Vorrei mettere un motore brushless da 33KW, due batterie da 20kw e 3 pulsanti al posto del cambio (Avanti, indietro e parcheggio). la posso fare o no? è illegale?
grazie

richiurci
18-04-2010, 13:32
Illegale sicuramente...
Per le batterie saranno kWh, e sono sicuramente pochi...

Se poi il comando lo fai solo con un on/off ti fai pure male!

tonini_mingoni
20-04-2010, 10:45
Eurozev (http://www.eurozev.org/)

Leggi qua se vuoi circolare in strada...poi ne possiamo parlare.

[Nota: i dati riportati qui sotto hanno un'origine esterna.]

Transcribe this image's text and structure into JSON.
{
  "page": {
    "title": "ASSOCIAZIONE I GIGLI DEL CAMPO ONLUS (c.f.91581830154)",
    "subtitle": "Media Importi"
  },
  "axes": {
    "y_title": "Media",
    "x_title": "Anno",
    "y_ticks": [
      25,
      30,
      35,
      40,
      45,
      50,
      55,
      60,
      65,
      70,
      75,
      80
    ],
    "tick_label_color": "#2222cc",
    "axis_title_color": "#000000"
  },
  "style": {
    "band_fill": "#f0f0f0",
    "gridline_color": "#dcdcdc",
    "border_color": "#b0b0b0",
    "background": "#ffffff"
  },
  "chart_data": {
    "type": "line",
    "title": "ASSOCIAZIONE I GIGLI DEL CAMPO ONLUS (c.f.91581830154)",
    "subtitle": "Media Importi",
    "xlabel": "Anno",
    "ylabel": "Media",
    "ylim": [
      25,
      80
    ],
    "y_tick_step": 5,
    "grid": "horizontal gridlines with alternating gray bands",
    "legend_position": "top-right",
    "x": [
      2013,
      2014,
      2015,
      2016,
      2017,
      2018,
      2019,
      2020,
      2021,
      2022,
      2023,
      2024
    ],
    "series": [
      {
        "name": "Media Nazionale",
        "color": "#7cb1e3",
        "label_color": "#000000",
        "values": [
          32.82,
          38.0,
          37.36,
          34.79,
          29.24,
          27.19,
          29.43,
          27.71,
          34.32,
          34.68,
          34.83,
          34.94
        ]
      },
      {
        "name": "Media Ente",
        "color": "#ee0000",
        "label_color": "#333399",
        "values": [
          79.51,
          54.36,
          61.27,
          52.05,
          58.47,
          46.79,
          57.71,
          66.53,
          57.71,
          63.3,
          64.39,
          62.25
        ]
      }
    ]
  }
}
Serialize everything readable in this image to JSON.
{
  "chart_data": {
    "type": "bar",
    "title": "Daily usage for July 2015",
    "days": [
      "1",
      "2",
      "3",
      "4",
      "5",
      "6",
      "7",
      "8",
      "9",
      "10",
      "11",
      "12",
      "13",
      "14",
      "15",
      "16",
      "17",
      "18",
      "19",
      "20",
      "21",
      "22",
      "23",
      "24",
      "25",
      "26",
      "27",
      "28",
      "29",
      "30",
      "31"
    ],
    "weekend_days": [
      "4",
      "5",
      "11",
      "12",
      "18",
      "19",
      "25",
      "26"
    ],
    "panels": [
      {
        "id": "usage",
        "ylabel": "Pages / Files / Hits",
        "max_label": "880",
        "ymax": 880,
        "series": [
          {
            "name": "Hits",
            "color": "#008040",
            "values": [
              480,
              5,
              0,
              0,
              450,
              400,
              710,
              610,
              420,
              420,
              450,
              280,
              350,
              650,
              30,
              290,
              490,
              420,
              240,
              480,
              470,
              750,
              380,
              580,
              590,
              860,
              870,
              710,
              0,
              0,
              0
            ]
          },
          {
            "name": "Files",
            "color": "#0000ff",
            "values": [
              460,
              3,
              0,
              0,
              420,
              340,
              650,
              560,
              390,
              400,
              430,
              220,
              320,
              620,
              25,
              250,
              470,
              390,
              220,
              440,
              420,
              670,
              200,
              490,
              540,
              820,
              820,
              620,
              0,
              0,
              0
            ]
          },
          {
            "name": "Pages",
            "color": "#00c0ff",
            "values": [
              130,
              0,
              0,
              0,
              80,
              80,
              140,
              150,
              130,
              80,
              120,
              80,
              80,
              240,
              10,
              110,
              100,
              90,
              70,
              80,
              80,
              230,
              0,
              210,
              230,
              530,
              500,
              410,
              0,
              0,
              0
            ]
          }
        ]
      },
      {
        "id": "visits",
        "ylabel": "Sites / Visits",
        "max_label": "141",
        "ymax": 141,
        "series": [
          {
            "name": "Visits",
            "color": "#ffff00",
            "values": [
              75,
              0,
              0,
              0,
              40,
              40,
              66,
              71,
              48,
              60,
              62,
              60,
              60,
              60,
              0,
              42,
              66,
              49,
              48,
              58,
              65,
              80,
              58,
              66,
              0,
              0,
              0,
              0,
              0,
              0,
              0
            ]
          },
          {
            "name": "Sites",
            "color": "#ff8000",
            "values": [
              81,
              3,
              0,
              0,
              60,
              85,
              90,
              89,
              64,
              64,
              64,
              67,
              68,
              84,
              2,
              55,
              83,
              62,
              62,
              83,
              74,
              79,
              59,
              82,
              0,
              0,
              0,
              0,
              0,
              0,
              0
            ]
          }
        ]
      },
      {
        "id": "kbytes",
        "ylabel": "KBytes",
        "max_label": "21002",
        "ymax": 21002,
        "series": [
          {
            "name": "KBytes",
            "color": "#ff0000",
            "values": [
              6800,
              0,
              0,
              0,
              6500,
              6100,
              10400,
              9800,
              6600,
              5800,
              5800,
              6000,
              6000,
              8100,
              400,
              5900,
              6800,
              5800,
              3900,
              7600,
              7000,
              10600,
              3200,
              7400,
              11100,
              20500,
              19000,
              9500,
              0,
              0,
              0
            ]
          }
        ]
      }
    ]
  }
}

Se invece la vettura la vuoi usare in un'area privata...puoi tranqullamente farlo.

Ciao


Fox

n.b. allego un paio di link:

http://www.plasmaboyracing.com/reviews.php
http://www.evalbum.com/latest

ThunderCar
12-10-2010, 13:29
forse solo per andare in campagna...:D

pino81
21-11-2010, 20:10
Se poi il comando lo fai solo con un on/off ti fai pure male! se và sullo sterrato potrebbe divertirsi a fare drift :biker:

Ecomix-EVcar
19-03-2012, 23:56
Salve, mi chiedo ma nessuno pensa alla conversione della propria auto? Noi ci stiamo pensando di convertire una Hyundai Atos Prime. Monteremo motore asincrono trifase 22kw 96V raffredamento liquido, controller Curtis 1238-75R, pacco batterie Wiston LiYFePO4 200AHA (4V-200Ah) con >2000 cicli di ricarica 80DOD%, caricabatteria Zivan NG3, convertitore DC-DC 96V-12V ecc.... Dai preventivi ricevuti dovremmo essere sotto i 10.000€.

luigiduca
23-10-2012, 14:10
Economix stai attento che la Atos non sia più vecchia di 7 anni. Se è più recente potresti avere qualche lontanissima possibilità di fartela immatricolare, sempre che la MTCT non voglia qualche nulla osta dalla casa madre alla trasformazione per potercisi foderare le mutande a futuro scarico di responsabilità (ragion per cui ben difficilmente la casa madre o sua rappresentaznza in Italia rilascerà mai un pezzo di carta del genere). Siccome invece in Germania e financo in Portogallo gli ingegneri fanno gli ingegneri e non i passacarte, lì basta andare al TUV, alla Dekra o alla motorizzazione con una seria relazione tecnica, si fanno le prove e si fa l'omologazione: ma stiamo parlando di Paesi, non di caserme a cielo aperto comandate da caporali furieri (scusate lo sfogo).